The wholesale inflation may have hit a zero level, but economists feel it is too early to worry about a ‘deflation’ possibility, as a ‘nil’ rate of price rise was just a statistical phenomenon in the current scenario.
They said that the ‘base effect’ was the main reason for the falling inflation, which stood at a much higher level a year ago.
Although loosely used for a general decline in the prices from their year-ago levels, deflation is a serious risk for any economy that is caused by an overall reduction in the supply of money or credit. A deflation can take place because of the government cutting down its spending, as also because of fall in personal and investment spending.

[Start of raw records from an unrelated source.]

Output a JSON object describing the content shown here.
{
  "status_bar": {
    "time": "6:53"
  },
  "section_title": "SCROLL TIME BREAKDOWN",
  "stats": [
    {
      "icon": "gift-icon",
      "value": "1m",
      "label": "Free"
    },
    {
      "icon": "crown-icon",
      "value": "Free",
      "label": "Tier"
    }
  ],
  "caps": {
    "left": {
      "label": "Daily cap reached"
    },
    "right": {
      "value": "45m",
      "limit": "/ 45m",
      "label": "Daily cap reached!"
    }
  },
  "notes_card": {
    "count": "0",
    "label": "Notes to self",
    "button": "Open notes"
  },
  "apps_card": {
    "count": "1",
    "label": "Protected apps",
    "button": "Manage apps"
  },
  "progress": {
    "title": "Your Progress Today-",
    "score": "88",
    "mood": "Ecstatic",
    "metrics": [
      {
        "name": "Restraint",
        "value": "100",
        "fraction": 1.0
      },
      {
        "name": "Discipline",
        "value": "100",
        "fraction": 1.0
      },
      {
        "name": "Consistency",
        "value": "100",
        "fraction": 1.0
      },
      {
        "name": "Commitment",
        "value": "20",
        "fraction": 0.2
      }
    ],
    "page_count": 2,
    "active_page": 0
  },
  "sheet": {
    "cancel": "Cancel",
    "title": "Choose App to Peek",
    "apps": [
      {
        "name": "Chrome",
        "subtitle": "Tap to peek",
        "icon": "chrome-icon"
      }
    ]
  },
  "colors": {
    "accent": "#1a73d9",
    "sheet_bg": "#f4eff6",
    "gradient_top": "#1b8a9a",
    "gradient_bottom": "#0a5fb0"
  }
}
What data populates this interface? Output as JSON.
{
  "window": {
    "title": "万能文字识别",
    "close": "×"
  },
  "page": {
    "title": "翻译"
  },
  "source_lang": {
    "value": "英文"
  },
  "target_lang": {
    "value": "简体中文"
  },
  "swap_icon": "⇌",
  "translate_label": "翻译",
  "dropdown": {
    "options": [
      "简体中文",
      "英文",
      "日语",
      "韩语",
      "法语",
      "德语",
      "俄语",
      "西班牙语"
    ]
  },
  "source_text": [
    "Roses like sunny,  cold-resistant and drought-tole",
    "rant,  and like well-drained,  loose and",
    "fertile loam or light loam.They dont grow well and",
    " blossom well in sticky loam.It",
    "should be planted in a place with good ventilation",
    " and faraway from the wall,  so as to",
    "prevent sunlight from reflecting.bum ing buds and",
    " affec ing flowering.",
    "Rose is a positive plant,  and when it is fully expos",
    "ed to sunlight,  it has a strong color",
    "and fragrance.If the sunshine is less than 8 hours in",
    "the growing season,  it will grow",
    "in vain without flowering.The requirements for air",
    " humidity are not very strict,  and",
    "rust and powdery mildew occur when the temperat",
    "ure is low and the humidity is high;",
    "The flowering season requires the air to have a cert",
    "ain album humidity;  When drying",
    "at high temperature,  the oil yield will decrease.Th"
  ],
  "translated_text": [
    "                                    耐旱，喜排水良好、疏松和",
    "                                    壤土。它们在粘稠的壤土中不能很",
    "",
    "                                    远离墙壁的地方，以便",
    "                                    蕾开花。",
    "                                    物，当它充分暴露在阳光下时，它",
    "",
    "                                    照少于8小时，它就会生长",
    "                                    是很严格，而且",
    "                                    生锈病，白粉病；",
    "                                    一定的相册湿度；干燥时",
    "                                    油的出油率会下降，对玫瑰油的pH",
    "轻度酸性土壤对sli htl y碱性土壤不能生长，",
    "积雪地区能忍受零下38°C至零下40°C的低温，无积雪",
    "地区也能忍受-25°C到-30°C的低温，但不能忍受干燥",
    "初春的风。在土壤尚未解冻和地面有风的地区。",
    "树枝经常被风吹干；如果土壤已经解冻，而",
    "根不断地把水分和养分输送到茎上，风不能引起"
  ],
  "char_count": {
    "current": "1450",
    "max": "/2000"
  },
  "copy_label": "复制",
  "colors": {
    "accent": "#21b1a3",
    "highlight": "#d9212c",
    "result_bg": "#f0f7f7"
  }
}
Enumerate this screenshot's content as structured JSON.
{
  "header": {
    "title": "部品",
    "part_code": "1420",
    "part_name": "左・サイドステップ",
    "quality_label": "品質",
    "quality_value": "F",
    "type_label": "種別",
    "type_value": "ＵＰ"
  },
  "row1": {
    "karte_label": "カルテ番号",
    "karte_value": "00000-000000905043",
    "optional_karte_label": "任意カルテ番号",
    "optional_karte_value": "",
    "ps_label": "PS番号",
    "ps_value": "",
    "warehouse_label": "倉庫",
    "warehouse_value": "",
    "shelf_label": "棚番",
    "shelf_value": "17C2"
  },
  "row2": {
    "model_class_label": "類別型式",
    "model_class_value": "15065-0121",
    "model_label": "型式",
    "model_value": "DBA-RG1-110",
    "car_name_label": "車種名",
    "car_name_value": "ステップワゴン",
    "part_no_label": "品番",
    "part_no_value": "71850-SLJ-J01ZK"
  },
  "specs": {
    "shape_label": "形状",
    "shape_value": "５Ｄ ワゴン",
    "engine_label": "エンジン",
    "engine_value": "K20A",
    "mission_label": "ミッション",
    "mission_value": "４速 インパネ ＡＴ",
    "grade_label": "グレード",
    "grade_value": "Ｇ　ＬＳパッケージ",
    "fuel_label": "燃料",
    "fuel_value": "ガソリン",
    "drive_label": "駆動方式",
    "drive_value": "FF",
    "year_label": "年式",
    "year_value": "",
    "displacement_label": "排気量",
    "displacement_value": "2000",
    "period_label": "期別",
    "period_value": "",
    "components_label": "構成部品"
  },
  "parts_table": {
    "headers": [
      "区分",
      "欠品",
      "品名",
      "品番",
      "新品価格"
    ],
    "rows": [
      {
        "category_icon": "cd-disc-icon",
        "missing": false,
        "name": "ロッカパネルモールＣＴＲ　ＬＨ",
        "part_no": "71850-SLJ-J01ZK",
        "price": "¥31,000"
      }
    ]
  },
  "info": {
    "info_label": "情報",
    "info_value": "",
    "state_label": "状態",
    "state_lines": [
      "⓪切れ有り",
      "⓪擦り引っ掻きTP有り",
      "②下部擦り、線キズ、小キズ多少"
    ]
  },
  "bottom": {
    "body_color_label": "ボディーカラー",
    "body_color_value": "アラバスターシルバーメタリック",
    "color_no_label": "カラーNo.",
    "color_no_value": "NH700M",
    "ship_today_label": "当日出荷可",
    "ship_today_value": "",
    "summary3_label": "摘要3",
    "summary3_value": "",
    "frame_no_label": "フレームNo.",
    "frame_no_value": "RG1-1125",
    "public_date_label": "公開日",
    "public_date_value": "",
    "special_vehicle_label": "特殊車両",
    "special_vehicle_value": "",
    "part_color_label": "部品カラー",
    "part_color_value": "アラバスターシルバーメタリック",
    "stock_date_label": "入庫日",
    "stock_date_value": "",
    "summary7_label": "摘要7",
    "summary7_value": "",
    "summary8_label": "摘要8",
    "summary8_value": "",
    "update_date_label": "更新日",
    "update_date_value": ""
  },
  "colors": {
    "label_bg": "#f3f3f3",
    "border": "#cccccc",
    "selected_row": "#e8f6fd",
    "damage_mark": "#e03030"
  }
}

As per the latest government data, the Wholesale Price based inflation dropped to zero level in November, from 1.77 per cent in the previous month.
Economists, however, believe this situation is not something to be worried about as one of the major reasons for the fall in inflation in India was vegetable prices, which were growing at a faster rate in the year-ago period and triggered a very high “base effect”.
However, this base effect in WPI is likely to reverse through December-January, they said.
As per analysts at financial services major Nomura, the fall in WPI inflation was lower than market expectation and was largely driven by lower commodity prices and a favourable base effect.
“WPI inflation eased to a five-year low of zero per cent y-o-y in November from 1.8 per cent in October, lower than market expectations. The fall was largely driven by lower commodity prices and a favourable base effect (due to the vegetable price shock last year),” Nomura said.
Global financial services firm Citigroup believes the base effect in WPI is also likely to reverse through December and January, but given that WPI has higher sensitivity to crude/tradables the subdued trend in WPI could continue in coming months.